Sunday, August 30, 2020

Recent reading: "High Concept: Don Simpson and the Hollywood Culture of Excess"


by Charles Fleming

Don Simpson was one of the most successful movie producers of the 1980's and 1990's. Simpson and Jerry Bruckheimer, his producing partner, were responsible for wildly popular films including Flashdance, Beverly Hills Cop, Top Gun, Bad Boys, Crimson Tide and The Rock, scoring with what became known as "high concept" films. Despised by most critics but loved by paying audiences, this approach propelled Simpson to the highest level of Hollywood. But his success also allowed him to indulge in behavior that was incredibly self-destructive and that would kill him at the age of fifty-two.

Simpson's demons are all the more sad because of his immense talent. He was a scholar of the golden era of Hollywood. He had a gift for analyzing scripts, an instinct for what audiences wanted to both see and feel, and a keen grasp of pop culture. For Flashdance, he utilized the then-fledgling MTV to help promote the film, which spawned two hits songs. It was a win-win - MTV needed the content and every time a Flashdance video aired on the channel it was a free ad for the movie.

Despite his hit-making gifts, Simpson also embodied the worst cliches of Hollywood power players. He once greeted a reporter by asking him what time it was, then followed that with, "Four o'clock. You know what I like to do at four o'clock? I like to pour myself a big drink, lay out a few lines and abuse a screenwriter. Have a seat."  The reporter sat and watched Simpson do just that. In that order.

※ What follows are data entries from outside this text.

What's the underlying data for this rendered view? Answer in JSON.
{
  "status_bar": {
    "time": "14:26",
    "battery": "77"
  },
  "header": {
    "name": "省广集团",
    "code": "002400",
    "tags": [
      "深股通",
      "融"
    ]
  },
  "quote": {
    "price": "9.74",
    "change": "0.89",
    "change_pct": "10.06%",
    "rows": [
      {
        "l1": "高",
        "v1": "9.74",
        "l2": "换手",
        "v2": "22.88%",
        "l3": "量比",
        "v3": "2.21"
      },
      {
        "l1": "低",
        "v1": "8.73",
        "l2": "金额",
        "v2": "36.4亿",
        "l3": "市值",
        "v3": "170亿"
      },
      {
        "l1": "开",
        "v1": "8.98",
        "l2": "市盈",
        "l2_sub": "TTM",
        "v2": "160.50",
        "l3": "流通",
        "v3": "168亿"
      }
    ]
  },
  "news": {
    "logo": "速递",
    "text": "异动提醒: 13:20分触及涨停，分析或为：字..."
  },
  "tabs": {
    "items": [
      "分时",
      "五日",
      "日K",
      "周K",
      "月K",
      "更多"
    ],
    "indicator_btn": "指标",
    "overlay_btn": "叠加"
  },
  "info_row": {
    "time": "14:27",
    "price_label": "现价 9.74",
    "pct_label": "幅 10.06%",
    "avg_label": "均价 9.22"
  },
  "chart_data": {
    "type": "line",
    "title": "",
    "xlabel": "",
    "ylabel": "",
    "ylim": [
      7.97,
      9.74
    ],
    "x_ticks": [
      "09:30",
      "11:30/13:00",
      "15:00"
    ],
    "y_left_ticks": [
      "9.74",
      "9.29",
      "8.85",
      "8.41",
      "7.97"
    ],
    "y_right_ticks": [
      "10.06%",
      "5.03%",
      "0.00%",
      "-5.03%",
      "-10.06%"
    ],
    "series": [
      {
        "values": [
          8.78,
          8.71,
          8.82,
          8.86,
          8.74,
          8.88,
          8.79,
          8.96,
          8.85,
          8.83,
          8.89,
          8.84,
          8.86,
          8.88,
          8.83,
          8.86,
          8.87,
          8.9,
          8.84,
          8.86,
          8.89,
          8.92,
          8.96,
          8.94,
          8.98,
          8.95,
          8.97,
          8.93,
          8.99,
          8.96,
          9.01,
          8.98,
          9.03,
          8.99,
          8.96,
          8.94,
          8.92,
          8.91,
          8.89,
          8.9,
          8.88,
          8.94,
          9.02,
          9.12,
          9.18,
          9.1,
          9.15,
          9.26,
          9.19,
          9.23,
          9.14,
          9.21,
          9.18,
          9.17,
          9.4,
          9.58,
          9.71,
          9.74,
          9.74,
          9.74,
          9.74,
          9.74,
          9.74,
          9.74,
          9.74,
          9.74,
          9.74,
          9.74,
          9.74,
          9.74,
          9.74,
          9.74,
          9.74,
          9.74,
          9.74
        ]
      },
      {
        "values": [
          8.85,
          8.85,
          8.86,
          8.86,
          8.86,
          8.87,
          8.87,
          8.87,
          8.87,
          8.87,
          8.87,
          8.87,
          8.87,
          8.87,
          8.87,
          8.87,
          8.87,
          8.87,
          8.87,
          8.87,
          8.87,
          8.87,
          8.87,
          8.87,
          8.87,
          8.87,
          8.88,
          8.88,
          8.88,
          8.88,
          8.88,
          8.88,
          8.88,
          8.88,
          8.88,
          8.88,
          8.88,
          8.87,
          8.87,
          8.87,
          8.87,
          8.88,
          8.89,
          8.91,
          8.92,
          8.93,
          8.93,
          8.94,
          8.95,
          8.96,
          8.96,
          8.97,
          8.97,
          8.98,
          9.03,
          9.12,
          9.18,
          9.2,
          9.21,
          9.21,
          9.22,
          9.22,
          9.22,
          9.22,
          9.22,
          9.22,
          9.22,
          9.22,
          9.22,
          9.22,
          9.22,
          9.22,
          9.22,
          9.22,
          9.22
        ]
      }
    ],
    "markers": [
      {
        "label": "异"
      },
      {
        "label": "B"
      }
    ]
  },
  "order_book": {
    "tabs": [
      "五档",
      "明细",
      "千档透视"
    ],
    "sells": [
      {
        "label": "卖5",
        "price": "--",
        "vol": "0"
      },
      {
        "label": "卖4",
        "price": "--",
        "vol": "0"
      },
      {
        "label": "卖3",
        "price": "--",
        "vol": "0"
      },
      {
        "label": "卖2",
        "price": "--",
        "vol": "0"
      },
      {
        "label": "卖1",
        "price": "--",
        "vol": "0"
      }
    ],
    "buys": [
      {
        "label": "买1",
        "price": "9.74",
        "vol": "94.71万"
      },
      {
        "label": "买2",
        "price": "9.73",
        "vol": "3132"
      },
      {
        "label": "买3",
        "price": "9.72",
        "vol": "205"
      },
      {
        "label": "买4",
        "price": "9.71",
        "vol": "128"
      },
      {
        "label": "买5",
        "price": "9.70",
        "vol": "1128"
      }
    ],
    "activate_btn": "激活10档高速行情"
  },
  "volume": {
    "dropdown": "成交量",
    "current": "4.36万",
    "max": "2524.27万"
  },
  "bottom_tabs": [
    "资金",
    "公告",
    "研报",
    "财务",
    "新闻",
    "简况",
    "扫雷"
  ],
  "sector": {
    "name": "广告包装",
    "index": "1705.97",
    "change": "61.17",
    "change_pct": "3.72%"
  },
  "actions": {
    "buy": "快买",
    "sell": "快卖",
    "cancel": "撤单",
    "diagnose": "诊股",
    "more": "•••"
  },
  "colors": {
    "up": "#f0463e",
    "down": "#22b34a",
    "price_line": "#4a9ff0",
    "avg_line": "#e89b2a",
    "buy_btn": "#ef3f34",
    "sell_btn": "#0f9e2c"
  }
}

Simpson's alcohol use almost derailed his career when he was only in his thirties. A successful Paramount executive at the time, his drinking became such an issue with his superiors that they fired him, offering the traditional producer deal in return for him leaving quietly. That's when he hooked up with Bruckheimer and the box-office bonanza commenced.

Simpson also developed an affinity for hookers. He forged relationships with Madame Alex and Heidi Fleiss, two of the most notorious madams in Los Angeles. His drug and alcohol use became legendary even by Hollywood standards. The list of prescriptions he held at the time of his death is staggering - roughly twenty different drugs. One post-mortem investigation found that his monthly expenditure for prescription drugs was over $60,000...and that's in mid-nineties dollars. It's almost as if his death at a relatively young age wasn't so much a tragedy, but a miracle that he survived that long.

On top of his substance intake, Simpson also struggled with internal demons and insecurities that manifested in weight issues and multiple, grotesque plastic surgeries. Among these was having fat injected into his penis to increase its size, and having time-release testosterone implants in his buttocks to increase his sex drive and energy level. That last one backfired on the Days of Thunder set when the time-release aspect failed, "flooding his system with very high doses of the aggression-inducing hormone." Simpson flew into a rage while arguing with Bruckheimer, reportedly ripping a door off a production vehicle.

Fleming does a fantastic job of recreating the Hollywood of the eighties and nineties, with its big name movers and shakers, over-the-top lifestyles, the intertwined relationships, and the toll all of this took on those who lived it. And no one represented that lifestyle, era, or paid the price like Simpson.

One thing that I did find darkly humorous were statements made in the aftermath of the end of the Simpson/Bruckheimer partnership. No longer able to deal with the excesses and resulting craziness, and hoping some tough love would shock Simpson into dealing with his addictions, Bruckheimer ended their professional union in 1995. Almost everyone seemed convinced that Simpson could be successful on his own, but that Bruckheimer wouldn't. As it turned out Simpson would be dead within months, and as far as Bruckheimer is concerned...well, I think we all know how wrong the naysayers were about his post-Don Simpson accomplishments.

What Bruckheimer did not say, but what close friends and employees knew, was that he had simply had enough. Since the peak of their high-concept high in the mid-1980's, Simpson had been on an almost nonstop bender, a perpetual attempt to live his life at the very edge of every extreme. It had worn badly on his health and on his ability to function as a producer. It had also worn badly on Bruckheimer's patience.